To develop a tool to detect public web reported adverses events (AEs) formulated in lay language via the use of a specifically designed dictionnary

Method

ORAL PRESENTATION SCHEDULED: Session 2B at 12:20- 12:30 PM

First, we translated PT MedDRA terms in French lay language, Then, after analysis of the actual messages, the opposite approach was executed. The result was the set up of a bidirectional dictionary.The validity of the dictionary was checked.

Results

About 25,000 terms in lay language have been linked to 1,000 PT MedDRA terms. The approach has been implemented upon request of an official body for three products (A, B, and C) with well-known safety profiles as described in the FAERS and MedEffet databases. An algorithm was designed to capture the adverse events in the messages and to translate the latter with the help of the dictionary.

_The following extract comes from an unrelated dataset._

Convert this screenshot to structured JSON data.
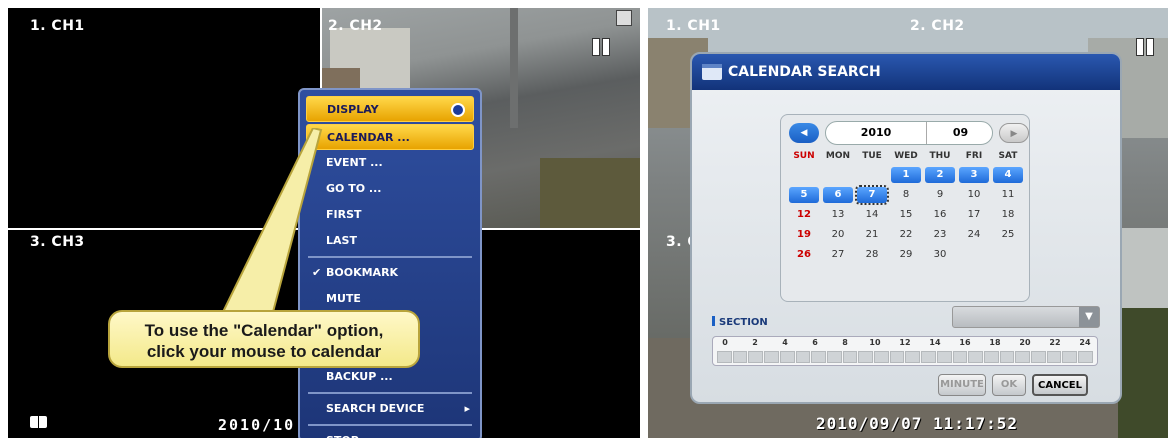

More than 4,000 web messages from close to 300 websites were analysed. 1. For Product A, the 15 leading adverse events described in the reports of the authorities have been detected on the Web messages and were correctly translated in PT MedDRA terms. Quantitatively, the frequency of the occurrence of adverse events displayed differences between lay and official reporting. Subjective and harmless side effects (e.g. weight increased) were reported more frequently on the Web. The results obtained with the algorithm were monitored by analysing all Web comments related to the Product A. Adverse events of nearly 90% of messages citing the Product A were correctly translated. Noteworthy, the algorithm was able to detect an unlisted event in the European SPC. 2. For Product B, adverse events described in the reports of the authorities have been detected on the Web messages. In addition, the algorithm was able to detect several cases of misuse (1.5%). 3. For the Product C, adverse events described in the reports of the authorities have been detected on Web messages. In addition, the algorithm was able to detect numerous off-label prescriptions (32%).

Conclusion

The use of our unique matching dictionary of patient lay expressions/wordings and PT MedDRA terms for our tool identifying adverse events on Web messages allowed us to reliably detect known adverse events but also new unlisted adverse events in the SPC and pharmacovigilance circumstances. Unlike scientific language, lay language is constantly changing which requires a work intensive and continuous enhancement of the dictionary by a group of professionals in pharmacovigilance. The use of this entirely original dictionary has enabled the development of a reliable tool not only for the characterization of adverse events reported on the Web messages but also to early detect misuse and off-label use making it a useful and valuable patient centric additional approach for pharmacovigilance activities. Additional authors : Katia HIMEUR, Rafi MARDACHTI.